LE DÉMANTÈLEMENT SOURNOIS DE L’EUROPE, par François Leclerc

Billet invité.

Les promesses présidentielles américaines enlisées, les investisseurs ont changé leur fusil d’épaule et reviennent en Europe. Car tout est relatif dans un monde où il faut sans cesse trouver un point de chute à des capitaux dont le volume continue de croître ! À croire que ce n’est pas la fameuse diminution du taux de profit décelée par Marx qui étrangle le capitalisme, mais la noyade dans un trop plein de liquidités qui le menace !

L’euro remonte par rapport au dollar et les analystes s’interrogent sur l’impact négatif que cela pourrait avoir sur les exportations et la croissance. Quand bien même cela résulte d’un dollar faible plus que d’un euro fort. Et l’on voit réapparaître des commentaires souhaitant que la BCE en fasse plus pour l’impulser en Europe ! Car il ne viendrait à personne l’idée d’escompter une modification de sa politique, Emmanuel Macron ayant déjà perdu son statut de chevalier blanc en raison du brutal décrochage de la confiance en lui enregistré dans l’opinion publique.

Question confiance, les investisseurs préfèrent la manifester envers la BCE, qui est toujours prête à répondre à leur appel. Mais son intervention qui renforce l’euro n’est pas sans effets secondaires perturbateurs. L’économie allemande absorbe l’euro fort bien mieux que l’italienne, ce qui accentue encore les disparités au sein de la zone euro, ce puissant facteur de démantèlement. La première réalise un tiers de ses exportations au sein de la zone euro et la seconde est davantage tournée vers l’extérieur de celle-ci, en particulier vers les États-Unis. Et il n’est opposé à cette force centrifuge que des velléités de mesures aux effets hypothétiques et lointains.

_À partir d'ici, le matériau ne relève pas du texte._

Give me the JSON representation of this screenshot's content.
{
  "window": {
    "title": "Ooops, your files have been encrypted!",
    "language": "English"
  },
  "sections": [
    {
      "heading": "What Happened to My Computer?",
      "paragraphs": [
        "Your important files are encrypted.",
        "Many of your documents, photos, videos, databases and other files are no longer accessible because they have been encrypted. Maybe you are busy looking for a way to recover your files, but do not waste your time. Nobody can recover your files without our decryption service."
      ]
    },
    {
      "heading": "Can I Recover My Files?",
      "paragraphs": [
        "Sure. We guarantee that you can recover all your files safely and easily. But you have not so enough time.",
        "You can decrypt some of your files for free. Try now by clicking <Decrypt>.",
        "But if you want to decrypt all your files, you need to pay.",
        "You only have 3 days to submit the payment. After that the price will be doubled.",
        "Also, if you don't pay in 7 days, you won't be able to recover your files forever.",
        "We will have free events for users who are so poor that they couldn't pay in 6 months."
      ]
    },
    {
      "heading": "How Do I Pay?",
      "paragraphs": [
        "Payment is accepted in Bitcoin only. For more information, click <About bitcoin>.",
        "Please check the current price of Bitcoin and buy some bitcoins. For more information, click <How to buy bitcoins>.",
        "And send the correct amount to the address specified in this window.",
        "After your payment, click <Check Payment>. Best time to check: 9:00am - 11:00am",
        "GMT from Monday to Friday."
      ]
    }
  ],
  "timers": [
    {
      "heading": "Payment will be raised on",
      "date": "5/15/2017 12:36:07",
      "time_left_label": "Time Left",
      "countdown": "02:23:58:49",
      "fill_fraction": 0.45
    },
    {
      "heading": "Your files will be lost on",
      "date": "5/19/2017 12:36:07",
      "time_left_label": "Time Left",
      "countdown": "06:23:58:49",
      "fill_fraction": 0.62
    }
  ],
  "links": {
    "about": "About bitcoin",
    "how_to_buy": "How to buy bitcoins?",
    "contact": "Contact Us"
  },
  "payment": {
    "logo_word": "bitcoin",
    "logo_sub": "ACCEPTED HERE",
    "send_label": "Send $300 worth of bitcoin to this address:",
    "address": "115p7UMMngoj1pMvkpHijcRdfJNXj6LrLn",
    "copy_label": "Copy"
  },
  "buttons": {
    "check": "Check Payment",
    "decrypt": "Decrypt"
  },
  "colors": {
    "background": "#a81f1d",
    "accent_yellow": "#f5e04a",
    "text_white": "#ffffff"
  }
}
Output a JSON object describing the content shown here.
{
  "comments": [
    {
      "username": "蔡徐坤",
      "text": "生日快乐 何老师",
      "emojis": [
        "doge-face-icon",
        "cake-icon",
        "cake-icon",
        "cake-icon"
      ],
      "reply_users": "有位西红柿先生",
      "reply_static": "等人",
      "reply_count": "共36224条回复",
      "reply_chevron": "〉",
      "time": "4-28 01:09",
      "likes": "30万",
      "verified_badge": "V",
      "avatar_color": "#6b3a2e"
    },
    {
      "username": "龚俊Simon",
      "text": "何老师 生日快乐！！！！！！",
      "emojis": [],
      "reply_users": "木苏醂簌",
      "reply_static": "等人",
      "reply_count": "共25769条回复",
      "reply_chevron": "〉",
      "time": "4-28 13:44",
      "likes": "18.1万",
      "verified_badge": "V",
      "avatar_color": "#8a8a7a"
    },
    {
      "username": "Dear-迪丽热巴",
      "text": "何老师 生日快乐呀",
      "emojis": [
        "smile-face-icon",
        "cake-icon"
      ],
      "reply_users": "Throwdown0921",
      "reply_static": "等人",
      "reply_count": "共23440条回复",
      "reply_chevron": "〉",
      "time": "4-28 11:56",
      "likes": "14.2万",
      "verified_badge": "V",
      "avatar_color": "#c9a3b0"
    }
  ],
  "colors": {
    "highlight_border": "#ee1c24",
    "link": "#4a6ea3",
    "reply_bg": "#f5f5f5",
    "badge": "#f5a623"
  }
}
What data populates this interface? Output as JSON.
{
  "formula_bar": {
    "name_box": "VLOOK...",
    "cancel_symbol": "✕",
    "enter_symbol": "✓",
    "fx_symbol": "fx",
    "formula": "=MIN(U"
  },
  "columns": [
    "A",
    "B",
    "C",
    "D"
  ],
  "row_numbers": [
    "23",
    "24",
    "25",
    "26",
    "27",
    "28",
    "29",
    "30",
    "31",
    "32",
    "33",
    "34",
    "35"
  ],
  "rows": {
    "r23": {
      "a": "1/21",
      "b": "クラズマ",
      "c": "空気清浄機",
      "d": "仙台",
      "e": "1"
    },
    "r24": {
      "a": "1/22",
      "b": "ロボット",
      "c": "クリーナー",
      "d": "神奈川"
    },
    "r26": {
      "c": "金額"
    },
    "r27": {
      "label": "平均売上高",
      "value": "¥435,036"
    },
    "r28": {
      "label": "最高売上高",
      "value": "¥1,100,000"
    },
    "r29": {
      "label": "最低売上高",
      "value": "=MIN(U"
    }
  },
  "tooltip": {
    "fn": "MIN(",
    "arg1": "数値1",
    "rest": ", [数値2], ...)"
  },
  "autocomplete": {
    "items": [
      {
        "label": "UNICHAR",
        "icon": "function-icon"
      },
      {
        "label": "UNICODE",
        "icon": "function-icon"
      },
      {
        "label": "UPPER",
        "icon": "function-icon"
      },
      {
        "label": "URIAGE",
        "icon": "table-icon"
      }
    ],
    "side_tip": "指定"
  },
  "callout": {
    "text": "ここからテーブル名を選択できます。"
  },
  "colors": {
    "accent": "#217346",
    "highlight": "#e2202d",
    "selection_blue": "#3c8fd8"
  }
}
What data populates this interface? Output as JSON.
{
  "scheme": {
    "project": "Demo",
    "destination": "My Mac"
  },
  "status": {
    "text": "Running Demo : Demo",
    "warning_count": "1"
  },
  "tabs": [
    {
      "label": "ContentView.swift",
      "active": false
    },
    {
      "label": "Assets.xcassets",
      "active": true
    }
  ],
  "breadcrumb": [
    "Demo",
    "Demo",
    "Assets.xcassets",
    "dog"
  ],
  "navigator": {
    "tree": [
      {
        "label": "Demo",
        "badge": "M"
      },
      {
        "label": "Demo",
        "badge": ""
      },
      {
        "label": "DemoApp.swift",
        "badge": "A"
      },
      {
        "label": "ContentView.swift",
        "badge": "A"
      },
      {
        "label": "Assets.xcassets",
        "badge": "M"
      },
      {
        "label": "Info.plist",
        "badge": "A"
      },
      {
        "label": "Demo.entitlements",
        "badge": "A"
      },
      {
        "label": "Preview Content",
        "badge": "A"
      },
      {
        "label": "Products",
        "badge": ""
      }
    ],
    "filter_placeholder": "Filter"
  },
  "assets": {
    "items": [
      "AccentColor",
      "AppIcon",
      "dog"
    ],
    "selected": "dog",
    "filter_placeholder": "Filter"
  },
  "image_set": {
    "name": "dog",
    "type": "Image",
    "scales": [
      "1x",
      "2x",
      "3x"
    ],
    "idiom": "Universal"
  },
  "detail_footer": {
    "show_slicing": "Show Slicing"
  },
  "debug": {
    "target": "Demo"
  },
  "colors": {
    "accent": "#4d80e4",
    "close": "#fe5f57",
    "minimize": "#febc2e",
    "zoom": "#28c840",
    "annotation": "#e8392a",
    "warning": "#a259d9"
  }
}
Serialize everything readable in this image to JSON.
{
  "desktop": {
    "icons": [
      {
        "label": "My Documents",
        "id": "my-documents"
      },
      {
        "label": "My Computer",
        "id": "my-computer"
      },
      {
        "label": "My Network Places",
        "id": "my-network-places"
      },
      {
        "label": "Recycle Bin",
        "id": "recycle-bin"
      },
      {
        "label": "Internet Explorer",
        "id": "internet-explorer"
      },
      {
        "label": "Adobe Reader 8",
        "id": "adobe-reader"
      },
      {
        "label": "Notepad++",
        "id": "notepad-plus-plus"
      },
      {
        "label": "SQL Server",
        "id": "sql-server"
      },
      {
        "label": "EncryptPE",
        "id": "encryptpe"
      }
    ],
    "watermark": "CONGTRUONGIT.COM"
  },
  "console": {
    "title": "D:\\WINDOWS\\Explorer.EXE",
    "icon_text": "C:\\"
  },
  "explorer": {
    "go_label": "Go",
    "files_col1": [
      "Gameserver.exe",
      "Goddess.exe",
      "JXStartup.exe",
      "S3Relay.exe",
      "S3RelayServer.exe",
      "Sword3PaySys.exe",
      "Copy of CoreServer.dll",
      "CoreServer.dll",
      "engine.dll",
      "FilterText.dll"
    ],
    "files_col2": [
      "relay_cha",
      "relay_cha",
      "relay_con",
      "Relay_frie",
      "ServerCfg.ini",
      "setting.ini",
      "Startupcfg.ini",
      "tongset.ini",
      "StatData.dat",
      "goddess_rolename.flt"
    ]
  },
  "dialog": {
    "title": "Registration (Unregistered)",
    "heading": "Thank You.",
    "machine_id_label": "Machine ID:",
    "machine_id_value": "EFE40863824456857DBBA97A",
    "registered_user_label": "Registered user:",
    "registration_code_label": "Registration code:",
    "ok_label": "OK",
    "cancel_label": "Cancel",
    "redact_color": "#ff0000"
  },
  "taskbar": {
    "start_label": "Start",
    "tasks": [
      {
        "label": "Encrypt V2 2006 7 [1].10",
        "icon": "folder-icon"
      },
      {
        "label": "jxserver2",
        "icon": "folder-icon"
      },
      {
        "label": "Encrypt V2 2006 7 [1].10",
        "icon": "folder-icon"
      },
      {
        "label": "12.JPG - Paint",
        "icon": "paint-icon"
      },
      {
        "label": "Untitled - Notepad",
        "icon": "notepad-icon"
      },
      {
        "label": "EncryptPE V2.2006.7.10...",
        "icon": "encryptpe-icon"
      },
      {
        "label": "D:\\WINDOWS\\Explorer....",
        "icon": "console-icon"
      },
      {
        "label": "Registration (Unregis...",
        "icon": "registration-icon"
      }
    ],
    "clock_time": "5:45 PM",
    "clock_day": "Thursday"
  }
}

Le démantèlement de l’Europe se poursuit sournoisement. Le Brexit ayant quitté le haut de l’affiche, la crise des réfugiés a pris sa succession pour l’exprimer à sa manière. Nous rappelant que l’une des composantes du vote en faveur du Brexit a été l’opposition à la circulation sans entraves de la main d’œuvre en raison du chômage.

La dimension morale que cette dernière crise a atteint est la pire car elle est auto-destructrice. La démission à laquelle nous assistons entraine sur une pente glissante à laquelle il est difficile de résister. L’épisode en cours se joue dans les pays de l’Est, le prochain en Italie.